N-Nitroso-N-ethylurea (ENU)

ENU was synthesized in the 1950s and became the reference compound for assessing chemical mutagen potency — it has been used extensively in mouse mutagenesis screens (ENU mutagenesis) to generate mutations for understanding gene function [1]. It forms in vitro by the nitrosation of ethylurea, and could potentially form in vivo when urea or ethyl-containing food components interact with nitrite in the stomach, though this environmental formation pathway is less studied than for simple nitrosamines [2]. ENU is not produced commercially except for research purposes; its extreme potency makes large-scale production unnecessary and dangerous [1].

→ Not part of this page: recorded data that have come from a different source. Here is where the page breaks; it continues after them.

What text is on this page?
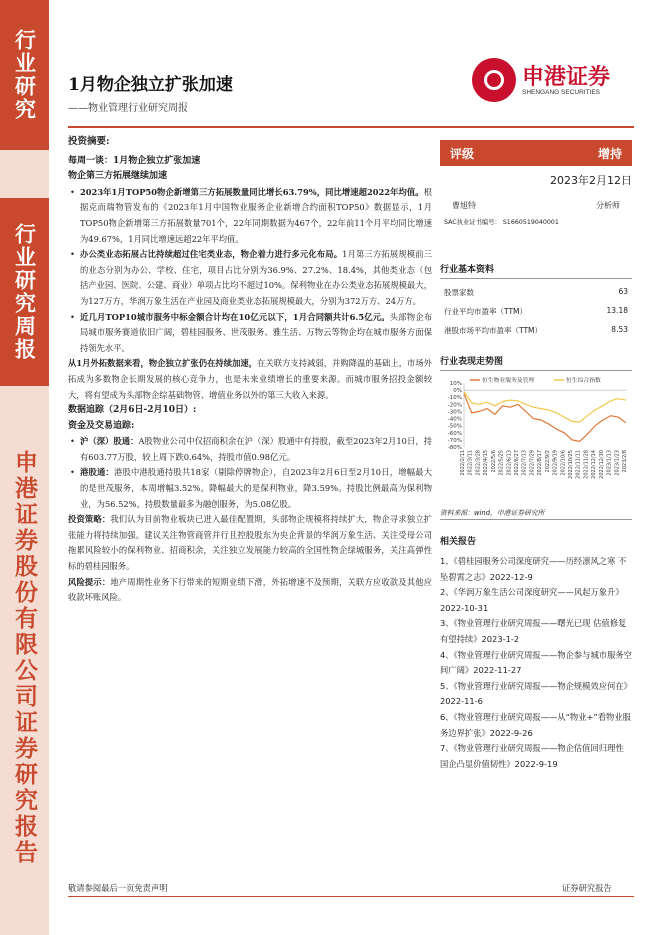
行业研究
行业研究周报
申港证券股份有限公司证券研究报告
1月物企独立扩张加速
——物业管理行业研究周报
申港证券
SHENGANG SECURITIES

投资摘要:

每周一谈：1月物企独立扩张加速

物企第三方拓展继续加速

• 2023年1月TOP50物企新增第三方拓展数量同比增长63.79%，同比增速超2022年均值。根据克而瑞物管发布的《2023年1月中国物业服务企业新增合约面积TOP50》数据显示，1月TOP50物企新增第三方拓展数量701个，22年同期数据为467个，22年前11个月平均同比增速为49.67%，1月同比增速远超22年平均值。

• 办公类业态拓展占比持续超过住宅类业态，物企着力进行多元化布局。1月第三方拓展规模前三的业态分别为办公、学校、住宅，项目占比分别为36.9%、27.2%、18.4%，其他类业态（包括产业园、医院、公建、商业）单项占比均不超过10%。保利物业在办公类业态拓展规模最大，为127万方，华润万象生活在产业园及商业类业态拓展规模最大，分别为372万方、24万方。

• 近几月TOP10城市服务中标金额合计均在10亿元以下，1月合同额共计6.5亿元。头部物企布局城市服务赛道依旧广阔，碧桂园服务、世茂服务、雅生活、万物云等物企均在城市服务方面保持领先水平。

从1月外拓数据来看，物企独立扩张仍在持续加速，在关联方支持减弱，并购降温的基础上，市场外拓成为多数物企长期发展的核心竞争力，也是未来业绩增长的重要来源。而城市服务招投金额较大，将有望成为头部物企综基础物管、增值业务以外的第三大收入来源。

数据追踪（2月6日-2月10日）:

资金及交易追踪:

• 沪（深）股通：A股物业公司中仅招商积余在沪（深）股通中有持股，截至2023年2月10日，持有603.77万股，较上周下跌0.64%，持股市值0.98亿元。

• 港股通：港股中港股通持股共18家（剔除停牌物企），自2023年2月6日至2月10日，增幅最大的是世茂服务，本周增幅3.52%。降幅最大的是保利物业，降3.59%。持股比例最高为保利物业，为56.52%。持股数量最多为融创服务，为5.08亿股。

投资策略：我们认为目前物业板块已进入最佳配置期，头部物企规模将持续扩大，物企寻求独立扩张能力将持续加强。建议关注物管商管并行且控股股东为央企背景的华润万象生活、关注受母公司拖累风险较小的保利物业、招商积余，关注独立发展能力较高的全国性物企绿城服务，关注高弹性标的碧桂园服务。

风险提示：地产周期性业务下行带来的短期业绩下滑，外拓增速不及预期，关联方应收款及其他应收款坏账风险。

评级	增持
2023年2月12日
曹旭特	分析师
SAC执业证书编号： S1660519040001
行业基本资料
股票家数	63
行业平均市盈率（TTM）	13.18
港股市场平均市盈率（TTM）	8.53
行业表现走势图
10%
0%
-10%
-20%
-30%
-40%
-50%
-60%
-70%
-80%
2022/2/11 2022/3/11 2022/3/28 2022/4/15 2022/5/6 2022/5/25 2022/6/13 2022/6/27 2022/7/13 2022/7/29 2022/8/17 2022/9/2 2022/9/19 2022/10/6 2022/10/25 2022/11/11 2022/11/28 2022/12/14 2022/12/30 2023/1/13 2023/1/23 2023/2/8
恒生物业服务及管理	恒生综合指数
资料来源：wind，申港证券研究所
相关报告
1、《碧桂园服务公司深度研究——历经凛风之寒 不坠碧霄之志》2022-12-9
2、《华润万象生活公司深度研究——风起万象升》2022-10-31
3、《物业管理行业研究周报——曙光已现 估值修复有望持续》2023-1-2
4、《物业管理行业研究周报——物企参与城市服务空间广阔》2022-11-27
5、《物业管理行业研究周报——物企规模效应何在》2022-11-6
6、《物业管理行业研究周报——从“物业+”看物业服务边界扩张》2022-9-26
7、《物业管理行业研究周报——物企估值回归理性 国企凸显价值韧性》2022-9-19
敬请参阅最后一页免责声明	证券研究报告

Exposure is essentially limited to research laboratories where ENU is used intentionally for mutagenesis experiments [1]. Trace formation from environmental nitrosation reactions involving urea compounds is possible but not a documented significant exposure pathway [2]. The general public has no meaningful ENU exposure [1].

ENU ethylates DNA with extraordinary efficiency at multiple positions — O-6-ethylguanine, O-4-ethylthymine, and O-2-ethylthymine adducts are formed [1]. The O-6-ethylguanine adduct is particularly mutagenic, causing G→A transition mutations if not repaired before replication. At doses achievable in animal experiments, ENU induces tumors of the brain, spinal cord, kidney, and thyroid with extremely high efficiency [2]. IARC classifies it as Group 2A (probably carcinogenic to humans) [1].

Research laboratory workers who handle ENU for mutagenesis experiments [1]. No public exposure pathway [2].

1. All ENU handling must occur in a certified chemical fume hood with double gloves and impermeable lab coat [1]. 2. ENU must be deactivated before disposal — treatment with sodium hydroxide solution converts it to inactive ethanol and CO2 [2]. 3. Stringent documentation and institutional biosafety committee oversight required for all ENU use [1].